Altaf and Goldstein appreciate the benefits of using software that is state-of-the-art in the field.
“They’re using primarily software called AIPS++ that was written by the National Radio Astronomy Observatory, meant to be a platform for use on essentially all radio telescopes,” says Hoffman. “It’s very high-powered software. They’re getting a lot of experience with dealing with very complex software systems, very complex data systems, and it’s useful anytime you’re trying to make maps of the sky of radio images. So they’ve been using that to try to combine the data we get from Arecibo into a final map.”
“I had a sense that they would be diligent workers and they have been. What I didn’t anticipate was that they would form a very effective team. The two working together I would say are stronger than the two of them would have been separately,” adds Hoffman.

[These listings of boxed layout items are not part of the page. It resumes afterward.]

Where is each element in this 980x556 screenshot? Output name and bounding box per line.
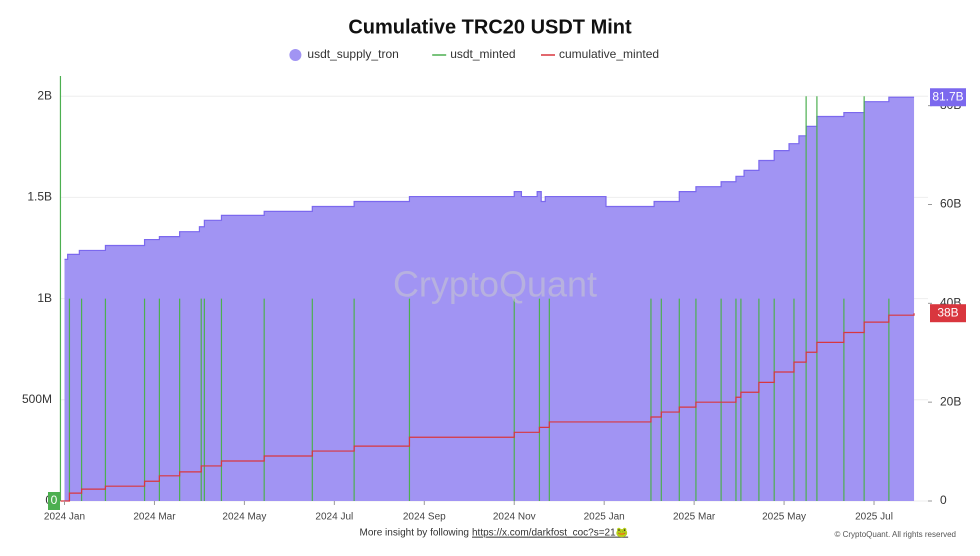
x-tick-label: 2024 May: [222, 512, 266, 523]
end-label-box: [930, 304, 966, 323]
y2-tick-label: 60B: [940, 197, 961, 211]
end-label: 0: [51, 493, 58, 507]
footer-link[interactable]: https://x.com/darkfost_coc?s=21🐸: [472, 527, 628, 539]
legend-label: cumulative_minted: [559, 47, 659, 61]
x-tick-label: 2025 Mar: [673, 512, 716, 523]
series-line: [60, 313, 915, 502]
x-tick-label: 2024 Nov: [493, 512, 536, 523]
legend-swatch: [289, 49, 302, 61]
supply-area: [64, 97, 915, 501]
end-label-box: [930, 88, 966, 107]
watermark: CryptoQuant: [393, 264, 597, 305]
series-line: [64, 96, 915, 260]
x-tick-label: 2025 Jul: [855, 512, 893, 523]
y-tick-label: 2B: [37, 88, 52, 102]
y-tick-label: 1B: [37, 291, 52, 305]
legend-label: usdt_supply_tron: [307, 47, 398, 61]
x-tick-label: 2025 May: [762, 512, 806, 523]
end-label: 81.7B: [932, 89, 963, 103]
legend: usdt_supply_tron usdt_minted cumulative_mi…: [289, 47, 659, 61]
x-tick-label: 2024 Mar: [133, 512, 176, 523]
y2-tick-label: 0: [940, 493, 947, 507]
end-label-box: [48, 492, 60, 510]
x-tick-label: 2024 Jul: [315, 512, 353, 523]
chart-title: Cumulative TRC20 USDT Mint: [348, 16, 632, 38]
plot-area: [59, 76, 928, 502]
y2-tick-label: 20B: [940, 394, 961, 408]
end-label: 38B: [937, 305, 958, 319]
x-tick-label: 2025 Jan: [584, 512, 625, 523]
x-tick-label: 2024 Sep: [403, 512, 446, 523]
legend-label: usdt_minted: [450, 47, 515, 61]
x-tick-label: 2024 Jan: [44, 512, 85, 523]
y-tick-label: 1.5B: [27, 190, 52, 204]
copyright: © CryptoQuant. All rights reserved: [835, 530, 957, 539]
footer-text: More insight by following: [360, 528, 470, 539]
y-tick-label: 500M: [22, 392, 52, 406]
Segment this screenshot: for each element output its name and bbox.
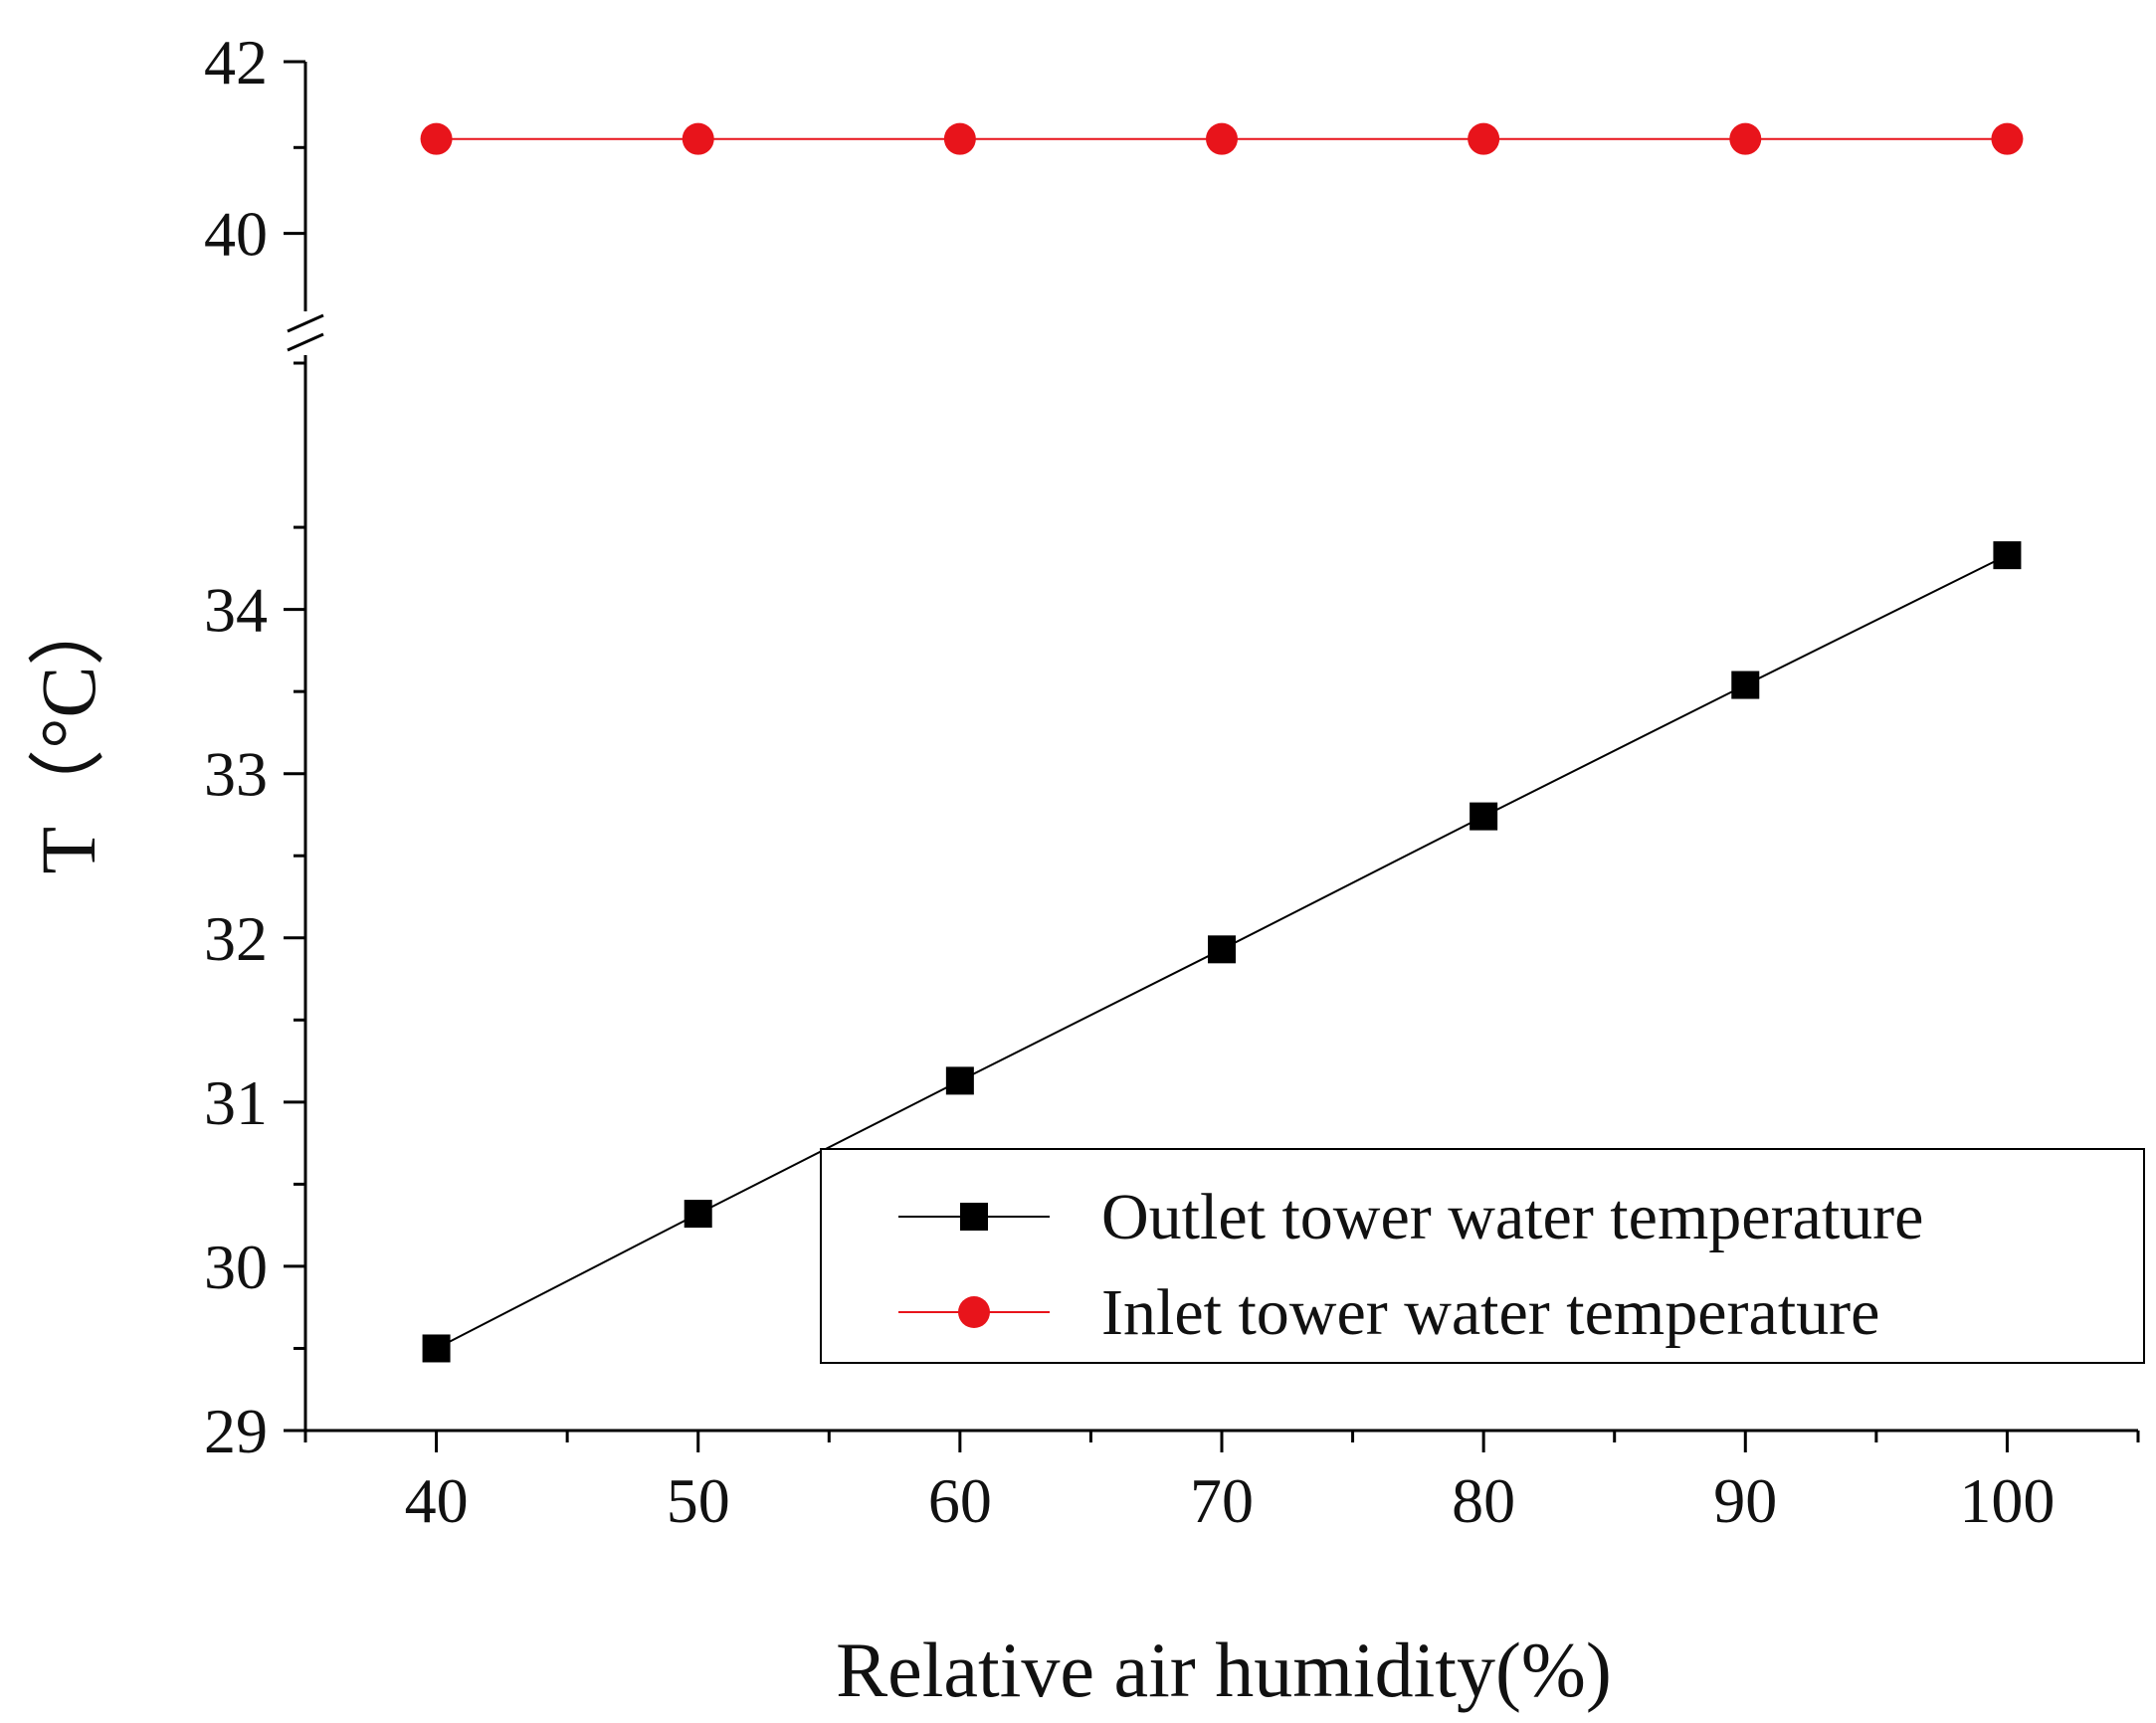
data-point-square (1731, 670, 1760, 699)
data-point-circle (943, 122, 976, 155)
x-tick-label: 100 (1959, 1465, 2055, 1536)
data-point-square (1208, 935, 1236, 964)
data-point-circle (1206, 122, 1238, 155)
y-tick-label: 31 (204, 1067, 268, 1138)
y-tick-label: 30 (204, 1232, 268, 1302)
y-axis-break-mark (287, 332, 324, 352)
data-point-circle (420, 122, 453, 155)
y-tick-label: 29 (204, 1396, 268, 1466)
x-tick-label: 50 (667, 1465, 730, 1536)
data-point-square (1470, 802, 1498, 831)
x-tick-label: 90 (1713, 1465, 1777, 1536)
y-tick-label: 42 (204, 27, 268, 97)
y-axis-title: T（°C） (25, 589, 111, 874)
x-tick-label: 80 (1452, 1465, 1515, 1536)
data-point-square (422, 1334, 451, 1363)
legend-label-2: Inlet tower water temperature (1101, 1276, 1879, 1349)
data-point-circle (1991, 122, 2024, 155)
y-axis-break-mark (287, 313, 324, 333)
y-tick-label: 32 (204, 903, 268, 974)
x-tick-label: 40 (405, 1465, 469, 1536)
data-point-circle (682, 122, 714, 155)
series-markers (420, 122, 2024, 1363)
x-tick-label: 70 (1190, 1465, 1254, 1536)
legend-label-1: Outlet tower water temperature (1101, 1181, 1923, 1253)
y-tick-label: 34 (204, 575, 268, 646)
y-tick-label: 33 (204, 739, 268, 810)
y-tick-label: 40 (204, 199, 268, 270)
x-axis-title: Relative air humidity(%) (836, 1627, 1612, 1713)
data-point-circle (1729, 122, 1762, 155)
x-tick-label: 60 (928, 1465, 992, 1536)
data-point-square (684, 1200, 712, 1229)
axes: 40 50 60 70 80 90 100 29 30 31 32 33 34 40 42 (204, 27, 2140, 1536)
legend-marker-circle (958, 1296, 990, 1328)
data-point-circle (1468, 122, 1500, 155)
legend: Outlet tower water temperature Inlet towe… (820, 1148, 2145, 1364)
data-point-square (945, 1066, 974, 1095)
legend-box (820, 1148, 2145, 1364)
legend-marker-square (960, 1203, 988, 1231)
data-point-square (1993, 541, 2022, 570)
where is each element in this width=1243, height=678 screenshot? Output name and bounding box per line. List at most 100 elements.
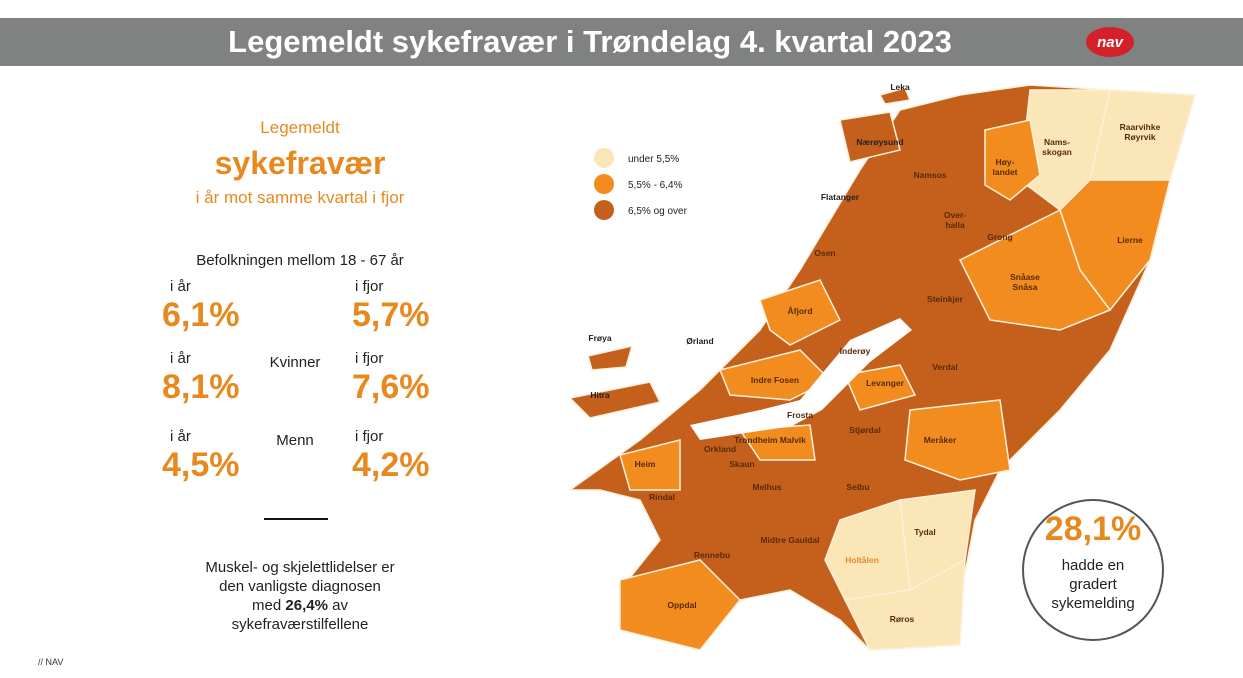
callout-circle (1022, 499, 1164, 641)
map-label: Åfjord (787, 306, 812, 316)
note-bold: 26,4% (285, 597, 328, 614)
region (759, 279, 842, 346)
this-year-label: i år (170, 350, 191, 367)
map-label: Rennebu (694, 550, 730, 560)
summary-heading: sykefravær (214, 145, 386, 181)
this-year: 4,5% (162, 446, 240, 484)
map-label: Røyrvik (1124, 132, 1155, 142)
map-label: Meråker (924, 435, 957, 445)
map-label: skogan (1042, 147, 1072, 157)
region (843, 558, 966, 651)
population-label: Befolkningen mellom 18 - 67 år (196, 252, 404, 269)
legend-label: 5,5% - 6,4% (628, 180, 683, 191)
logo-text: nav (1097, 34, 1125, 51)
last-year: 5,7% (352, 296, 430, 334)
logo: nav (1086, 27, 1134, 57)
map-label: Tydal (914, 527, 936, 537)
map-label: Raarvihke (1120, 122, 1161, 132)
this-year: 8,1% (162, 368, 240, 406)
this-year-label: i år (170, 428, 191, 445)
map-label: Verdal (932, 362, 958, 372)
banner (0, 18, 1243, 66)
legend-label: under 5,5% (628, 154, 679, 165)
legend-label: 6,5% og over (628, 206, 688, 217)
region (568, 381, 662, 419)
region (984, 119, 1041, 201)
map-label: Leka (890, 82, 910, 92)
map-label: Melhus (752, 482, 782, 492)
map-label: Nærøysund (856, 137, 903, 147)
region (587, 344, 634, 371)
map-label: Trondheim Malvik (734, 435, 806, 445)
map-label: Steinkjer (927, 294, 964, 304)
map-label: halla (945, 220, 965, 230)
region (878, 87, 912, 105)
map-label: Skaun (729, 459, 755, 469)
map-label: Namsos (913, 170, 946, 180)
last-year-label: i fjor (355, 428, 384, 445)
last-year: 7,6% (352, 368, 430, 406)
region (843, 364, 917, 411)
summary-line: Legemeldt (260, 118, 340, 137)
map-label: Osen (814, 248, 835, 258)
divider (264, 518, 328, 520)
map-label: Indre Fosen (751, 375, 799, 385)
note-text: av (332, 597, 348, 614)
footer: // NAV (38, 657, 64, 667)
map-label: Snåsa (1012, 282, 1037, 292)
map-label: Oppdal (667, 600, 696, 610)
map-label: Inderøy (840, 346, 871, 356)
region (619, 559, 742, 651)
map-label: Holtålen (845, 555, 879, 565)
map-label: Midtre Gauldal (760, 535, 819, 545)
map-label: Frosta (787, 410, 813, 420)
name: Menn (276, 432, 314, 449)
map-label: Levanger (866, 378, 904, 388)
map-label: Orkland (704, 444, 736, 454)
legend-swatch (594, 174, 614, 194)
logo-shape (1086, 27, 1134, 57)
note-line: Muskel- og skjelettlidelser er (205, 559, 395, 576)
map-label: Grong (987, 232, 1013, 242)
name: Kvinner (269, 354, 321, 371)
callout-line: gradert (1069, 576, 1117, 593)
region (958, 208, 1112, 331)
note-line: den vanligste diagnosen (219, 578, 381, 595)
regions (567, 84, 1196, 651)
callout-line: hadde en (1062, 557, 1125, 574)
summary-line: i år mot samme kvartal i fjor (195, 188, 405, 207)
last-year-label: i fjor (355, 350, 384, 367)
fjord (690, 318, 912, 440)
region (904, 399, 1011, 481)
note-text: med (252, 597, 282, 614)
map-label: Høy- (996, 157, 1015, 167)
note-line: sykefraværstilfellene (231, 616, 369, 633)
map-label: Nams- (1044, 137, 1070, 147)
map-label: Røros (890, 614, 915, 624)
legend-swatch (594, 148, 614, 168)
map-label: Rindal (649, 492, 675, 502)
this-year: 6,1% (162, 296, 240, 334)
note: Muskel- og skjelettlidelser er den vanli… (150, 558, 450, 634)
region (619, 439, 681, 491)
map-label: Snåase (1010, 272, 1040, 282)
region (839, 111, 901, 163)
map-label: Heim (635, 459, 656, 469)
callout-line: sykemelding (1051, 595, 1134, 612)
map-label: Frøya (588, 333, 611, 343)
last-year: 4,2% (352, 446, 430, 484)
map-label: Selbu (846, 482, 869, 492)
map-label: Stjørdal (849, 425, 881, 435)
map-label: Over- (944, 210, 966, 220)
last-year-label: i fjor (355, 278, 384, 295)
map-label: Lierne (1117, 235, 1143, 245)
map-label: Hitra (590, 390, 610, 400)
map-label: Flatanger (821, 192, 860, 202)
callout-value: 28,1% (1045, 510, 1141, 548)
map-label: Ørland (686, 336, 713, 346)
legend-swatch (594, 200, 614, 220)
title: Legemeldt sykefravær i Trøndelag 4. kvar… (228, 24, 952, 59)
map-label: landet (992, 167, 1017, 177)
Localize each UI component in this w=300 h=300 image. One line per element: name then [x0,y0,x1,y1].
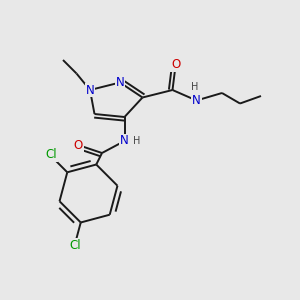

Altaf originally intended to be an electrical and computer engineering major, but the awe of astronomy and physics changed his mind, like the awe of studying NGC 2903, which is 20 million light years from Earth. The Milky Way Galaxy is 100,000 light years in diameter, but NGC 2903 still is relatively close when considering that the observable universe is 30 billion light years in diameter.
“You look up and you see all those stars, and you’re thinking ‘Where is all this coming from? Why? How?’ Those kinds of questions – that’s what drives you,” says Altaf. “Once you get into it, you’re doing calculations. But once in a while I stand back and look at the whole picture and say, ‘wow!’”
Altaf is working on an honors thesis that stems from this research project. He is a member of the Pi Mu Epsilon mathematics honor society and International Students Association, serves as treasurer of Physics Club, and is a resident adviser in Watson Hall. Altaf also was president of Cricket Club and a peer tutor. He is a graduate of St. Patrick’s High School.
Goldstein is an intramural croquet champion, an active participant in the Math, Physics, and Japanese clubs, and a member of the Dry Surfers living group. He is a graduate of Sanford School.
As a national leader in undergraduate research, Lafayette sends one of the largest contingents to the National Conference on Undergraduate Research each year. Thirty-nine students were accepted to present their research at this year’s conference.